A person is not generally bound to act, unless he has agreed to do so for an agreed consideration. However, he must abstain from causing damage by negligence, whether or not he has agreed to do so, or is paid for doing so.
The concept of a duty may be employed to render a person liable for negligence, by way of omission. A person may have a duty to control an animal under his control. He will usually have a duty to persons with whom he is in a close familial relationship, to save them from harm.
The implicit policy of the law leans against affirmative duties to avoid omissions. Generally, a person is free to act and do as he wishes, notwithstanding that he could easily do something to alleviate risk and harm to another. The law does not usually demand that persons do something, which may be burdensome and costly.
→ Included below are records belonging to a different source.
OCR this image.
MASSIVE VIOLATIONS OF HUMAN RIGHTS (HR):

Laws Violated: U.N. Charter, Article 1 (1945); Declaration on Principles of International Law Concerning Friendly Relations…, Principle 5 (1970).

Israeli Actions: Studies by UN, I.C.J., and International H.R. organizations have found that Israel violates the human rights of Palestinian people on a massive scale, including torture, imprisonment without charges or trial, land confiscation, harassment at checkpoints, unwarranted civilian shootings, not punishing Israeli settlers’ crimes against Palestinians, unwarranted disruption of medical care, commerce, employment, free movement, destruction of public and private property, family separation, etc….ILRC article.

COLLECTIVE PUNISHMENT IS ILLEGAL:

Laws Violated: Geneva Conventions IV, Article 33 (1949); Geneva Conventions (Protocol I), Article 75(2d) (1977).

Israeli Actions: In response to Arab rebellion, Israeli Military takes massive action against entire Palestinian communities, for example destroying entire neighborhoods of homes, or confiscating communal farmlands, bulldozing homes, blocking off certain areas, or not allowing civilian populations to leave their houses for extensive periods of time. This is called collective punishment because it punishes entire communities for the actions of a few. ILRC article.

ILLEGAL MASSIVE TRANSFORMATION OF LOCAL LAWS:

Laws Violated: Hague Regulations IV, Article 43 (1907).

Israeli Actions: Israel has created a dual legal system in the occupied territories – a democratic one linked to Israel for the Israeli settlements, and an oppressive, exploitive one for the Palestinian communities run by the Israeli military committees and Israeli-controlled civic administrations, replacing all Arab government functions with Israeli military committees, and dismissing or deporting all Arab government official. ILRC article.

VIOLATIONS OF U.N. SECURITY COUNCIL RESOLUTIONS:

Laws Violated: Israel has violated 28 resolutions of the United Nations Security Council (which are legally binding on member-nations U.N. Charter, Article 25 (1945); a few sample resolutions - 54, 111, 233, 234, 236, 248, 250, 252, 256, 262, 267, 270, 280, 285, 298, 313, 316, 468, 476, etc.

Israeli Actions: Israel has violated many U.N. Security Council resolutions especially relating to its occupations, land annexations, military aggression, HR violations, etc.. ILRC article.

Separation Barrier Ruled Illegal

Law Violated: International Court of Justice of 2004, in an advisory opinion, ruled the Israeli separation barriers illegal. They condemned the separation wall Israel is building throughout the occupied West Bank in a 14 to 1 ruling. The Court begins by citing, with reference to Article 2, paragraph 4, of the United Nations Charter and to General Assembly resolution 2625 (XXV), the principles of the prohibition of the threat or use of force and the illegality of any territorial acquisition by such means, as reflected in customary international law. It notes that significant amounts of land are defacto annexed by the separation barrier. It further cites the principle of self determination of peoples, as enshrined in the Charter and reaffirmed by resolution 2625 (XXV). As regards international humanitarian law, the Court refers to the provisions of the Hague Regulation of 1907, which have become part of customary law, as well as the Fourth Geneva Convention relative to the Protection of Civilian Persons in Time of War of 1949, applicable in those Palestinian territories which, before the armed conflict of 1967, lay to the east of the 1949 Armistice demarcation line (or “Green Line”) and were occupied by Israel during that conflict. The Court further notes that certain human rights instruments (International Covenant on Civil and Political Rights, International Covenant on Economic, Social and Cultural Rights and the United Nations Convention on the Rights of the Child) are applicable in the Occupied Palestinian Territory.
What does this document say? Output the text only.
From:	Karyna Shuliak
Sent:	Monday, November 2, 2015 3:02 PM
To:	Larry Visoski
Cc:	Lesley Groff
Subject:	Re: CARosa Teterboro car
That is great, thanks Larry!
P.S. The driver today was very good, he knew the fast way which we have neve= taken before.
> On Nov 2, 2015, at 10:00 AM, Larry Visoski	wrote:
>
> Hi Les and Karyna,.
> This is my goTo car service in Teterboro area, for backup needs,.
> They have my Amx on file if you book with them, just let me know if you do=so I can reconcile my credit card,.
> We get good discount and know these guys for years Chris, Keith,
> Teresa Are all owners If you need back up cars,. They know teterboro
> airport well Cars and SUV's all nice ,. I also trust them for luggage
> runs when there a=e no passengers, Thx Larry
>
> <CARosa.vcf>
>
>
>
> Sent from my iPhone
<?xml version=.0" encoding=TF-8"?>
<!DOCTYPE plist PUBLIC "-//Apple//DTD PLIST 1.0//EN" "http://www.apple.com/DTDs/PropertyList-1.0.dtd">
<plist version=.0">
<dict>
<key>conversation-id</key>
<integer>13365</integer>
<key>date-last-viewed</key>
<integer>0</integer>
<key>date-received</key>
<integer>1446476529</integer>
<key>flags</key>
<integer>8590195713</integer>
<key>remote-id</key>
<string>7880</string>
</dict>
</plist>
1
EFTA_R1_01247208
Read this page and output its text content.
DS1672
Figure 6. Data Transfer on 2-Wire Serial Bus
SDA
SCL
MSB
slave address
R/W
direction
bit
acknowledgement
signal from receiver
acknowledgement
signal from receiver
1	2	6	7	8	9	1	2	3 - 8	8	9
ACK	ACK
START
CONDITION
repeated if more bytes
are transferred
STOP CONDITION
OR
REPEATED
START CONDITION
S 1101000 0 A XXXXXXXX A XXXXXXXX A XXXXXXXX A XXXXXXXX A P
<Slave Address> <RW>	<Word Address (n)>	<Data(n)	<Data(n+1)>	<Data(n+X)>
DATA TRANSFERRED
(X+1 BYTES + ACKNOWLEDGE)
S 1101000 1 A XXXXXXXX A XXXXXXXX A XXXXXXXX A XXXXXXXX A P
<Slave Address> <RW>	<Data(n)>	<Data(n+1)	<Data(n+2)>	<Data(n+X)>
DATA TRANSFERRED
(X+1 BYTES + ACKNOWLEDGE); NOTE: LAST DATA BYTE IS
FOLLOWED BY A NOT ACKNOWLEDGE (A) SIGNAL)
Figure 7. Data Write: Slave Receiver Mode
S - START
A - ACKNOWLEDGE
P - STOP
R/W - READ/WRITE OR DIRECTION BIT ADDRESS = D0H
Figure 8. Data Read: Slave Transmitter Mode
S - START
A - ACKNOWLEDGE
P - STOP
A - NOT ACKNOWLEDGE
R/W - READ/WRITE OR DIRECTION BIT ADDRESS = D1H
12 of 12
General liability for omissions would raise difficult questions of principle. Difficulty arises in terms of the class of persons, who might be liable for loss caused by an omission. If there was such general liability, there may be a range of persons, who might be liable. In contrast, with an action, the person who may be liable, can be readily identified. Conceptually, it is easier to identify a person who has caused loss or damage by positive action than by omission.
Historically, where a person voluntarily commenced to do something which he did not owe any duty to do, he assumed a duty of care. Some cases suggest that where he does so negligently, he may not be liable, provided that he has not made the position any worse.
Where a person has others under his control, such as children, then he may be liable for the consequences of their behaviour if he fails to control them. This is no a general principle. Similarly, persons in control of prisoners, hotels, jails, schools, have an obligation to exercise some degree of control over residents and inmates.
Liability for omission may be readily imposed, where there has been a failure to control.
Where a person has responsibility such as a parent, he may be negligent for failing to obtain medical treatment or failing to maintain the child.
The basis of occupational liability is that where a person is in control of a property, it is reasonable that he undertakes responsibilities as well as rights. Insurance against public liability is readily available.